Spam or Ham - NLP & Classification

Project Objective

Build a model to classify SMSes into spam or ham (non-spam).

Methodology

In this project, Natural Language Toolkit (nltk) is used to perform text processing and vectorization. Vectorized corpus were then fed to 3 machine learning models (Naive Bayes, SVC and Random Forest) for classification.

Dataset Used

Dataset gotten from UCI Machine Learning Repository

Basic EDA

import nltk
import pandas as pd
import matplotlib.pyplot as plt
import seaborn as sns
sns.set_style('whitegrid')

messages = pd.read_csv('smsspamcollection/SMSSpamCollection', sep='\t', names=["label", "message"])
messages.head(10)

sns.countplot(data=messages,x='label')
plt.show()

# explore the length of messages
messages['length'] = messages['message'].apply(len)
messages.describe()

plot = messages[messages['length'] < 250]

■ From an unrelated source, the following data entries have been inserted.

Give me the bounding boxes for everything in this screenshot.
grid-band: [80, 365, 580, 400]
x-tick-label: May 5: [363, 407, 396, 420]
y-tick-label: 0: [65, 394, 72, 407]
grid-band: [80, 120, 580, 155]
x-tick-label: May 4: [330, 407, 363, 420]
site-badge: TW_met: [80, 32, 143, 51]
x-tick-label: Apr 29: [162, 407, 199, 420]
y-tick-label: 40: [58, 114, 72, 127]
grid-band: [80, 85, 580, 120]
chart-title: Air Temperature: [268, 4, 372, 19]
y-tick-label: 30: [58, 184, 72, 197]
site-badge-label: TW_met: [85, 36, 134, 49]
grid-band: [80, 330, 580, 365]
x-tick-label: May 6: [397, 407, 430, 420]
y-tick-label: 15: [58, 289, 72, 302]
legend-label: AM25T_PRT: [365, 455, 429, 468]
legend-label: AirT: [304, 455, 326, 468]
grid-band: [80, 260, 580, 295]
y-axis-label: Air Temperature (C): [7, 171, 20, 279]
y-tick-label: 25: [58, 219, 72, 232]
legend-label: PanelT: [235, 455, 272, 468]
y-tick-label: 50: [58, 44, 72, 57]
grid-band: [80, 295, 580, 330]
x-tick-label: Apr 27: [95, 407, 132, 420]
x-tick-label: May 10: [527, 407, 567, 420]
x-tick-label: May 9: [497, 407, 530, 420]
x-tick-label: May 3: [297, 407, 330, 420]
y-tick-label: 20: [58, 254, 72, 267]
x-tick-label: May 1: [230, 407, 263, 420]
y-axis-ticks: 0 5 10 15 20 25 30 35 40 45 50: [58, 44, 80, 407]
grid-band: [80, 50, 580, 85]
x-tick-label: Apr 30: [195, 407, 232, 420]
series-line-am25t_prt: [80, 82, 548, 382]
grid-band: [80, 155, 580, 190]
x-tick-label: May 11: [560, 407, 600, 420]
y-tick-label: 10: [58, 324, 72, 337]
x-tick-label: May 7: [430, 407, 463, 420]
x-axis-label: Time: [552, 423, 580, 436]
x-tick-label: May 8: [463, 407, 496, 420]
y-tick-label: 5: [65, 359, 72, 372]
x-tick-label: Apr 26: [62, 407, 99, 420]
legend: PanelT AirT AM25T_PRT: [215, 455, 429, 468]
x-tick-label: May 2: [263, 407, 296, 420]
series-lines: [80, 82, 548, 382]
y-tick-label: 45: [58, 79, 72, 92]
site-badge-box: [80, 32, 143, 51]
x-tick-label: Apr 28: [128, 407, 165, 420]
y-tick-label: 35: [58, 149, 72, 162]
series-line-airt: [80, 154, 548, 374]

plt.figure(figsize=(11,7))
sns.histplot(data=plot,x='length',hue='label')

Text Processing & Model Building

# define a function to remove non-words & stopwords
from nltk.corpus import stopwords

def clean_tokenize(string):
    word = [s.lower() for s in string.split() if s.lower() not in stopwords.words('english') 
            and s.isalpha()==True]
    return word

Next, we perform train test split and create a pipeline to carry out the workflow of vectorization, TF-IDF transformation, model fitting and prediction.

# train test split
from sklearn.model_selection import train_test_split
X_train, X_test, y_train, y_test = train_test_split(messages['message'], messages['label'], test_size=0.3)

# set up a pipeline
from sklearn.pipeline import Pipeline
from sklearn.feature_extraction.text import CountVectorizer
from sklearn.feature_extraction.text import TfidfTransformer
from sklearn.naive_bayes import MultinomialNB
from sklearn.ensemble import RandomForestClassifier
from sklearn.svm import SVC
from sklearn.metrics import classification_report, confusion_matrix

model = [MultinomialNB(), RandomForestClassifier(), SVC()]
result = {}
for m in model:
    pipeline = Pipeline([
        ('bow', CountVectorizer(analyzer=clean_tokenize)), 
        ('tfidf', TfidfTransformer()),
        ('classifier', m)])
    pipeline.fit(X_train, y_train)
    y_pred = pipeline.predict(X_test)
    result[m] = classification_report(y_test,y_pred)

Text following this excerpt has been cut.